Parkes reports in his memoirs -- and now we are getting to the point of this post -- that on one occasion, ever the auto-didact and self-improver, he asked the Sage of Chelsea for some bookish advice:
'I have sometimes thought that it would be a good thing for a man like me-- imperfectly educated and with many things always pressing upon his time, to put aside all books, save ten or twelve authors, and thoroughly master them. In such case, what authors would you suggest?' He made some curt observations which I interpreted as unfavourable, and I felt half ashamed of what I had said. When I called again he said, 'I have jotted down some books for you, if you carry out your plan of studying a few authors,' and he fetched me the list written in pencil on a torn sheet of paper.
Here is the list which Parkes received:
[obverse large] [reverse large]
My faithful transcription:
List of books given to me
by Thomas Carlyle which he recommended
me to buy HP.
--------------------------------------
Pope's Works
Swift's Works (Gulliver, Battle of Books)
Ld Hailes's Annals of Scotland [i.e. David Dalrymple, Lord Hailes]

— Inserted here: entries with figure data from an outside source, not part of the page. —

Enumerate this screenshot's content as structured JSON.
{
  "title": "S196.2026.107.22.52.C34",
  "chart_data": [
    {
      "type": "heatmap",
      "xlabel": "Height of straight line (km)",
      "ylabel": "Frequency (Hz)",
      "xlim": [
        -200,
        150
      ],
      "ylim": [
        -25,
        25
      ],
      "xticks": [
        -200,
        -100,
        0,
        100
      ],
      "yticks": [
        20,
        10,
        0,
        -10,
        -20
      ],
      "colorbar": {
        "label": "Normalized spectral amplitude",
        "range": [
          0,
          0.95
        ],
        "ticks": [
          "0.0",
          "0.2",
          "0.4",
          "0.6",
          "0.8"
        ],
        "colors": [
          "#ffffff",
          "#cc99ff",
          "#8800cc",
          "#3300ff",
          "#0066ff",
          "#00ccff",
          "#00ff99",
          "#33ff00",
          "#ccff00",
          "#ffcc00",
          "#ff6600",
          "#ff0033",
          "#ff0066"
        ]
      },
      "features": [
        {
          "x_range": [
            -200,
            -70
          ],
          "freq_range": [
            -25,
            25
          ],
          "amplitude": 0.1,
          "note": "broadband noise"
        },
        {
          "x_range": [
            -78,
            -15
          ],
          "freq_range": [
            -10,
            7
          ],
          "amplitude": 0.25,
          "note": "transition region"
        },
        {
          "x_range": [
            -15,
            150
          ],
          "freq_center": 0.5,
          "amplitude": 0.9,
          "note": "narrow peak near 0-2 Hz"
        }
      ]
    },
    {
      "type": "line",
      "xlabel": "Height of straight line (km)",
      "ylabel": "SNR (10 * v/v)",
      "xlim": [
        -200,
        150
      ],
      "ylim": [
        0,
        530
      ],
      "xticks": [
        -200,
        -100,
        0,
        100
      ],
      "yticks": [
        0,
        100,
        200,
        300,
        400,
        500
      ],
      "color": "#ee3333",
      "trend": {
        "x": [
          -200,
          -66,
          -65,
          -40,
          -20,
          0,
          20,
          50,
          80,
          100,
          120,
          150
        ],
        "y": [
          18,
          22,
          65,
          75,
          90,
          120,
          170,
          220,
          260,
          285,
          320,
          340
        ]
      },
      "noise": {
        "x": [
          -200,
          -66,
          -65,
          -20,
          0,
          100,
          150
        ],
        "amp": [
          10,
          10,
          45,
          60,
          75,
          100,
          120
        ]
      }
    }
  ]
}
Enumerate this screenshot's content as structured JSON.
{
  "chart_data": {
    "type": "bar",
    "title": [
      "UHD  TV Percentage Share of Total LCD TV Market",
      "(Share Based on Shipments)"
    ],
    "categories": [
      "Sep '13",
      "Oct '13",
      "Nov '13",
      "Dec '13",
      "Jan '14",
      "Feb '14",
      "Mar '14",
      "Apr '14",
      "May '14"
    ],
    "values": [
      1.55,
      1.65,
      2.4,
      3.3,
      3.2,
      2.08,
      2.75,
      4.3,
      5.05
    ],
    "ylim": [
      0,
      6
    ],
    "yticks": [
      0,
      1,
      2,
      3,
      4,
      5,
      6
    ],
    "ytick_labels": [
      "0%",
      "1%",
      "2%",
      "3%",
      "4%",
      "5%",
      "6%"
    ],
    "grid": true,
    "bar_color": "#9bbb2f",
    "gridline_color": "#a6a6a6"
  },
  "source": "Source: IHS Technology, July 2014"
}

Camden's Britannia (Philemon
Holland's translation, 1 vol 4to
costs abt 12/.., date abt 1620-1630)
Heimskringla (or History of the Norse Kings;Sea Kings
Laing's translatn, 3 vols. 8vo)-
Anson's Voyage (excellt); Byrons Narrative (good).
Goldsmith, Vicar of Wakefield
Smollett's Humphrey Clinker
}Richardson, Fielding
&c. if you like such
things
Arabn Tales; Don Quixote
Franklin's Essays & Autobiography.
Sheraton's Works
Boswell's Life of Johnson
----Journey to Western Isles.
Plutarch's Lives (editn revised
by Clough, Boston America 7 or 8 yrs [?]
ago, is far the best)
--------------------------------------
[reverse]
Fuller's Worthies of Engld (i.e.
Notabilia of Engld: tolerably good)
Chaucer (& make the young ones
learn to read him) is excellt.
Parkes comments: "I doubt if many persons would adopt this selection of books, famous as was the selector, and excellent as many of the works undoubtedly are..." But he treasured the list enough to keep it for thirty years and to have a facsimile tipped into Fifty Years.
January 23, 2006

Comments
Such an idiosyncratic list. "& make the young ones learn to read him." I love it. But what would one expect from Carlyle. Or should I write, What Would One Expect from Carlyle!! I always feel like I should be reading Carlyle's prose in a sustained shout.
Just found your blog recently and am immensely enjoying your archives. Thanks.
Ed
Posted by: Edward Pettit | Feb 24, 2006 11:41:40 AM
Thanks, Ed, for stopping by and introducing yourself. The Bibliothecary looks like a lot of fun -- loved the link to Chaucer's Blog!